Python — raw tool definition (vendor-specific)
# You handle EVERYTHING: schema, parsing, execution, errors
tools = [{
    "type": "function",
    "function": {
        "name": "read_file",
        "description": "Read a file from disk",
        "parameters": {
            "type": "object",
            "properties": {
                "path": {"type": "string"}
            },
            "required": ["path"]
        }
    }
}]

def handle_tool_call(name, args):
    if name == "read_file":
        with open(args["path"]) as f:
            return f.read()
    # You must manually route every tool call
Python — MCP server (universal standard)
from mcp.server.fastmcp import FastMCP

# The SDK handles protocol, validation, routing, transport
mcp = FastMCP("file-server")

@mcp.tool()
def read_file(path: str) -> str:
    """Read a file from disk"""
    with open(path) as f:
        return f.read()

# Works with Claude, VS Code, Cursor — any MCP client
mcp.run()

The raw approach requires you to define JSON schemas, parse arguments, route calls manually, and handle errors — all in a format that only works with one AI provider. The MCP server version is six lines of business logic. The SDK generates the schema from the type hints, handles transport, and works with every MCP client automatically.

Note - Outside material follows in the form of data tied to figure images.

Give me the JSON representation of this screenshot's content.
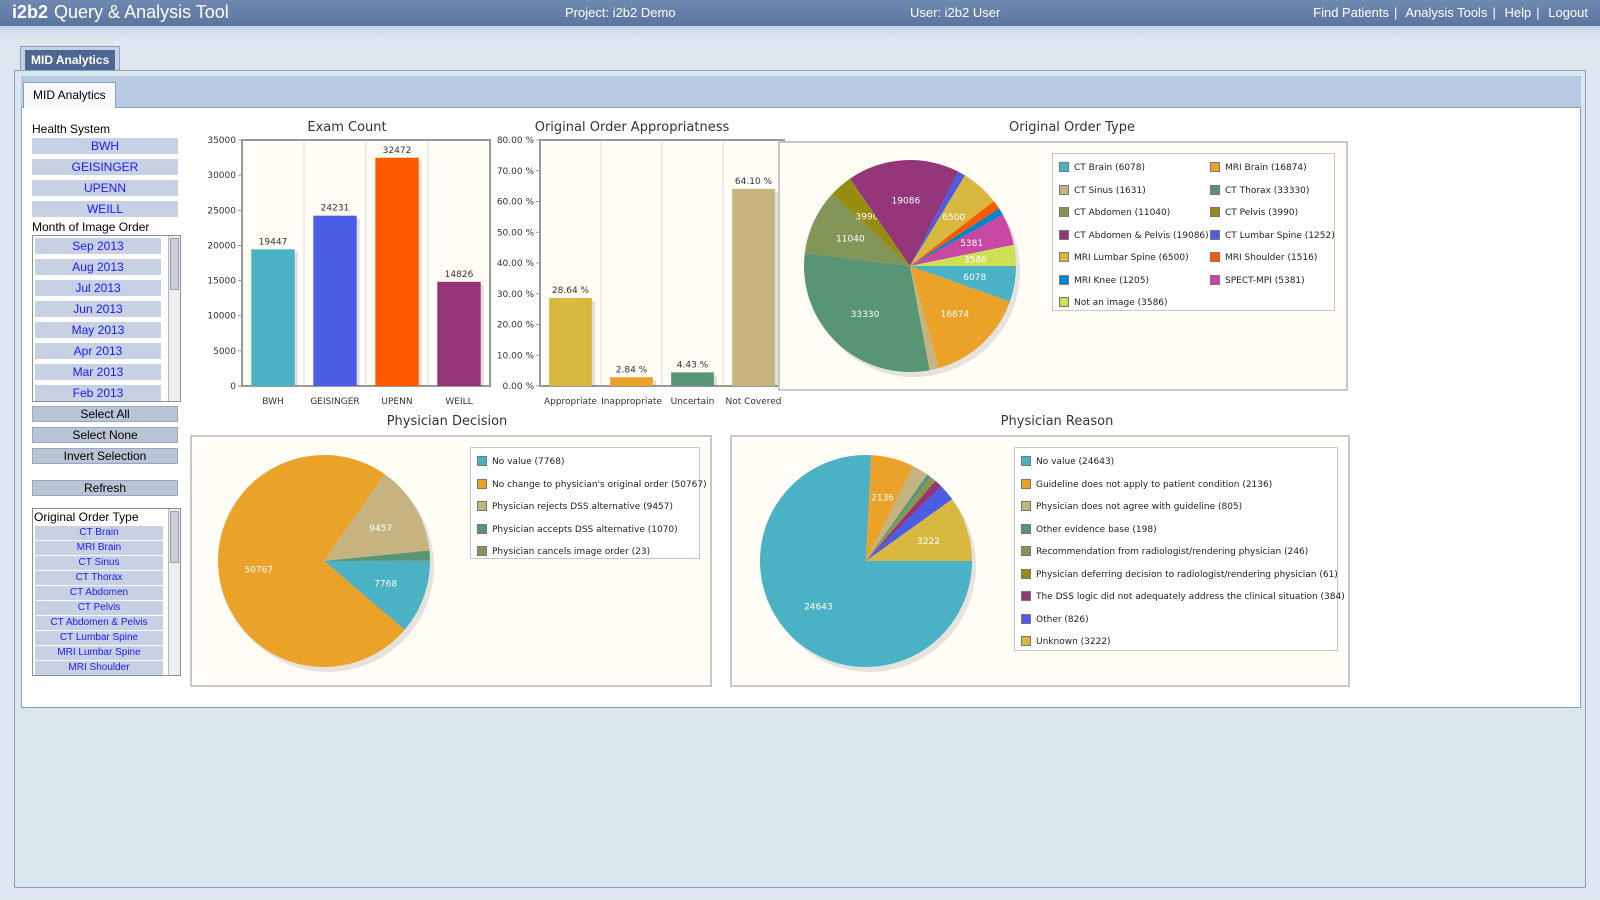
{
  "header": {
    "brand": "i2b2",
    "app_title": "Query & Analysis Tool",
    "project": "Project: i2b2 Demo",
    "user": "User: i2b2 User",
    "nav": [
      "Find Patients",
      "Analysis Tools",
      "Help",
      "Logout"
    ]
  },
  "panel": {
    "outer_tab": "MID Analytics",
    "inner_tab": "MID Analytics"
  },
  "filters": {
    "health_system_label": "Health System",
    "health_systems": [
      "BWH",
      "GEISINGER",
      "UPENN",
      "WEILL"
    ],
    "month_label": "Month of Image Order",
    "months": [
      "Sep 2013",
      "Aug 2013",
      "Jul 2013",
      "Jun 2013",
      "May 2013",
      "Apr 2013",
      "Mar 2013",
      "Feb 2013"
    ],
    "select_all": "Select All",
    "select_none": "Select None",
    "invert_selection": "Invert Selection",
    "refresh": "Refresh",
    "order_type_label": "Original Order Type",
    "order_types": [
      "CT Brain",
      "MRI Brain",
      "CT Sinus",
      "CT Thorax",
      "CT Abdomen",
      "CT Pelvis",
      "CT Abdomen & Pelvis",
      "CT Lumbar Spine",
      "MRI Lumbar Spine",
      "MRI Shoulder"
    ]
  },
  "chart_data": [
    {
      "id": "exam_count",
      "type": "bar",
      "title": "Exam Count",
      "categories": [
        "BWH",
        "GEISINGER",
        "UPENN",
        "WEILL"
      ],
      "values": [
        19447,
        24231,
        32472,
        14826
      ],
      "value_labels": [
        "19447",
        "24231",
        "32472",
        "14826"
      ],
      "colors": [
        "#4bb2c5",
        "#4b5de4",
        "#ff5800",
        "#953579"
      ],
      "ylim": [
        0,
        35000
      ],
      "yticks": [
        0,
        5000,
        10000,
        15000,
        20000,
        25000,
        30000,
        35000
      ],
      "ytick_labels": [
        "0",
        "5000",
        "10000",
        "15000",
        "20000",
        "25000",
        "30000",
        "35000"
      ],
      "grid": "vertical"
    },
    {
      "id": "appropriateness",
      "type": "bar",
      "title": "Original Order Appropriatness",
      "categories": [
        "Appropriate",
        "Inappropriate",
        "Uncertain",
        "Not Covered"
      ],
      "values": [
        28.64,
        2.84,
        4.43,
        64.1
      ],
      "value_labels": [
        "28.64 %",
        "2.84 %",
        "4.43 %",
        "64.10 %"
      ],
      "colors": [
        "#d8b83f",
        "#eaa228",
        "#579575",
        "#c5b47f"
      ],
      "ylim": [
        0,
        80
      ],
      "yticks": [
        0,
        10,
        20,
        30,
        40,
        50,
        60,
        70,
        80
      ],
      "ytick_labels": [
        "0.00 %",
        "10.00 %",
        "20.00 %",
        "30.00 %",
        "40.00 %",
        "50.00 %",
        "60.00 %",
        "70.00 %",
        "80.00 %"
      ],
      "grid": "vertical"
    },
    {
      "id": "order_type",
      "type": "pie",
      "title": "Original Order Type",
      "labels": [
        "CT Brain (6078)",
        "MRI Brain (16874)",
        "CT Sinus (1631)",
        "CT Thorax (33330)",
        "CT Abdomen (11040)",
        "CT Pelvis (3990)",
        "CT Abdomen & Pelvis (19086)",
        "CT Lumbar Spine (1252)",
        "MRI Lumbar Spine (6500)",
        "MRI Shoulder (1516)",
        "MRI Knee (1205)",
        "SPECT-MPI (5381)",
        "Not an image (3586)"
      ],
      "values": [
        6078,
        16874,
        1631,
        33330,
        11040,
        3990,
        19086,
        1252,
        6500,
        1516,
        1205,
        5381,
        3586
      ],
      "slice_labels": [
        "6078",
        "16874",
        "",
        "33330",
        "11040",
        "3990",
        "19086",
        "",
        "6500",
        "",
        "",
        "5381",
        "3586"
      ],
      "colors": [
        "#4bb2c5",
        "#eaa228",
        "#c5b47f",
        "#579575",
        "#839557",
        "#958c12",
        "#953579",
        "#4b5de4",
        "#d8b83f",
        "#ff5800",
        "#0085cc",
        "#c747a3",
        "#cddf54"
      ],
      "legend_columns": 2
    },
    {
      "id": "physician_decision",
      "type": "pie",
      "title": "Physician Decision",
      "labels": [
        "No value (7768)",
        "No change to physician's original order (50767)",
        "Physician rejects DSS alternative (9457)",
        "Physician accepts DSS alternative (1070)",
        "Physician cancels image order (23)"
      ],
      "values": [
        7768,
        50767,
        9457,
        1070,
        23
      ],
      "slice_labels": [
        "7768",
        "50767",
        "9457",
        "",
        ""
      ],
      "colors": [
        "#4bb2c5",
        "#eaa228",
        "#c5b47f",
        "#579575",
        "#839557"
      ],
      "legend_columns": 1
    },
    {
      "id": "physician_reason",
      "type": "pie",
      "title": "Physician Reason",
      "labels": [
        "No value (24643)",
        "Guideline does not apply to patient condition (2136)",
        "Physician does not agree with guideline (805)",
        "Other evidence base (198)",
        "Recommendation from radiologist/rendering physician (246)",
        "Physician deferring decision to radiologist/rendering physician (61)",
        "The DSS logic did not adequately address the clinical situation (384)",
        "Other (826)",
        "Unknown (3222)"
      ],
      "values": [
        24643,
        2136,
        805,
        198,
        246,
        61,
        384,
        826,
        3222
      ],
      "slice_labels": [
        "24643",
        "2136",
        "",
        "",
        "",
        "",
        "",
        "",
        "3222"
      ],
      "colors": [
        "#4bb2c5",
        "#eaa228",
        "#c5b47f",
        "#579575",
        "#839557",
        "#958c12",
        "#953579",
        "#4b5de4",
        "#d8b83f"
      ],
      "legend_columns": 1
    }
  ]
}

When to Build a Server vs Use Direct Tool Calling

Build a Server When you want the tool to work across multiple AI clients, when you need persistent state (DB connections, sessions), or when you want automatic tool discovery.
Use Direct Calls When you are building a one-off integration for a single app, when you only need one or two simple functions, or when you are locked into a specific AI provider's SDK.